One thing which is a little surprising is that the J-band plot, for the case in which sigma has been corrected using individual PSFIDs, shows a greater spread in sigma values than does the uncorrected plot. The spread is not due to random error, as demonstrated by the plot of sigma as a function of PSF shape factor, for J < 11, in Figure 7, which shows an orderly progression of sigma with shape. Evidently, there is a genuine variation of photometric error with seeing shape which did not get properly represented in the PROPHOT uncertainties.
By contrast, the H-band plot (and, to slight extent, the K-band plot) show decreased dispersion of sigma values in the individual-PSF-corrected plot. It appears that for these two bands (particularly H), there were random errors in the variance maps which were alleviated by the sigma correction.
A drawback with the multiplicative form of the correction is that in those cases involving an anomalously high sigma (due, for example, to confusion), the contribution of the anomalous effect would be scaled along with the standard term, leading to an erroneous value of the uncertainty. This could be overcome by the use of an additive, rather than multiplicative, correction. A suitable form for such a correction can be derived as follows:
If, as before, we denote the normalized PSF variance as used in PROPHOT by V_0 and the true variance by V, then we can express the corresponding difference of a-posteriori variances of the flux estimates by:
[(sigma_f)_0]^2 - sigma_f^2 = a (V_0 - V) f^2
.................................................... (2)
where (sigma_f)_0 and sigma_f represent the prophot-quoted and true flux
uncertainties, respectively, f is the source flux, and "a" is a constant.
Since the flux sigma is related to the magnitude sigma, sigma_m, by:
sigma_f / f = 0.4 ln 10 sigma_m
then Equation (2) reduces to:
[(sigma_m)_0]^2 - sigma_m^2 = a (V_0 - V) / (0.4 ln 10)^2
.................................................... (3)
i.e. the correction is magnitude-independent and is constant for a given
PSFID.
The correction may be derived from the cal scan repeatability data as before. Plots of sqrt(sigma^2 - RMS^2) as a function of magnitude for the southern hemisphere are shown in Figures 7a, 7b, and 7c, for J, H, and K, respectively.
In each of these plots, the vertical axis represents the correction which must be subtracted in quadrature from the quoted magnitude sigma to give the true magnitude sigma; various ranges of seeing shape factors, sh, are indicated by solid lines (sh < 1.0), dashed lines (1.0 < sh < 1.1), dash-dot (1.1 < sh < 1.2), and dotted (sh > 1.2). As predicted by Equation (3), the correction is more or less constant as a function of magnitude.

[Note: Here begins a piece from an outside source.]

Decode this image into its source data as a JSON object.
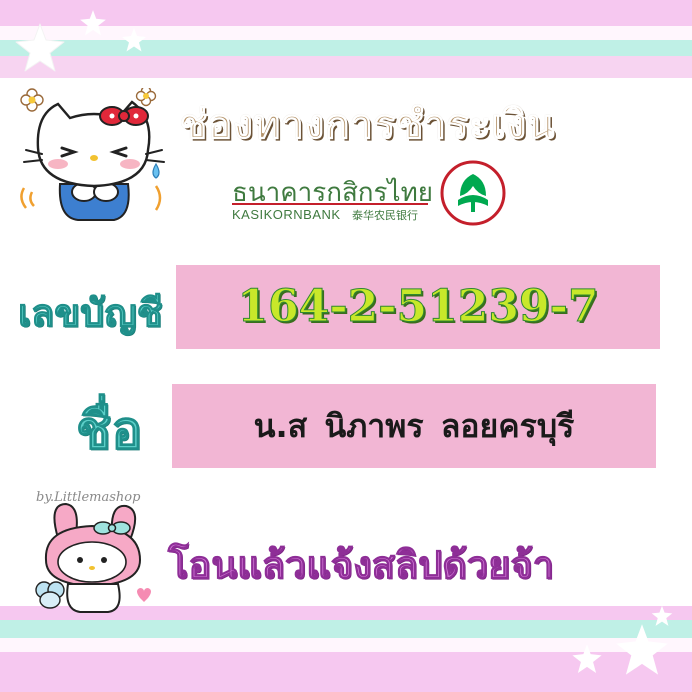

For a given PSFID, the maximum likelihood estimate of the correction is obtained by taking an inverse-variance-weighted average of the quantity (sigma^2 - RMS^2). Since the RMS^2 values are described by a chi square distribution with characteristic width sigma^2/sqrt(N) (where N is the number of samples), the appropriate weighting to use is N/sigma^4.
Plots of the estimated correction as a function of seeing shape factor are shown in Figure 8.
Plots of RMS/sigma for a subset of survey data (same region as Figure 5b) are shown in Figure 9). As before, open circles represent uncorrected values, while the filled circles and crosses represent values corrected on the basis of individual PSFs and the mean correction, respectively.
Plots of the sigma v. magnitude loci are shown in Figures 10a (J band), 10b (H band), and 10c (K band).
Plots of the estimated correction as a function of seeing shape factor for all 5 hardware periods are as follows:
North period 1
North period 2
North period 3
North period 4
South
The values of the corrections, to be subtracted in quadrature from the quoted sigmas, are contained in a set of files which may be accessed from the following table:
| Hardware period | Dates | J | H | K |
| North 1 | 970521 - 980604 | n1/jpsf.cortable | n1/hpsf.cortable | n1/kpsf.cortable |
| North 2 | 980605 - 980916 | n2/jpsf.cortable | n2/hpsf.cortable | n2/kpsf.cortable |
| North 3 | 980919 - 990723 | n3/jpsf.cortable | n3/hpsf.cortable | n3/kpsf.cortable |
| North 4 | 990913 - end | n4/jpsf.cortable | n4/hpsf.cortable | n4/kpsf.cortable |
| South | 980318 - end | s/jpsf.cortable | s/hpsf.cortable | s/kpsf.cortable |
The format of each file is as follows:
(1) The first set of lines represent the PSFIDs for which an individual value of the correction is available; each such line consists of the PSFID followed by the correction value and the bright-star RMS repeatability.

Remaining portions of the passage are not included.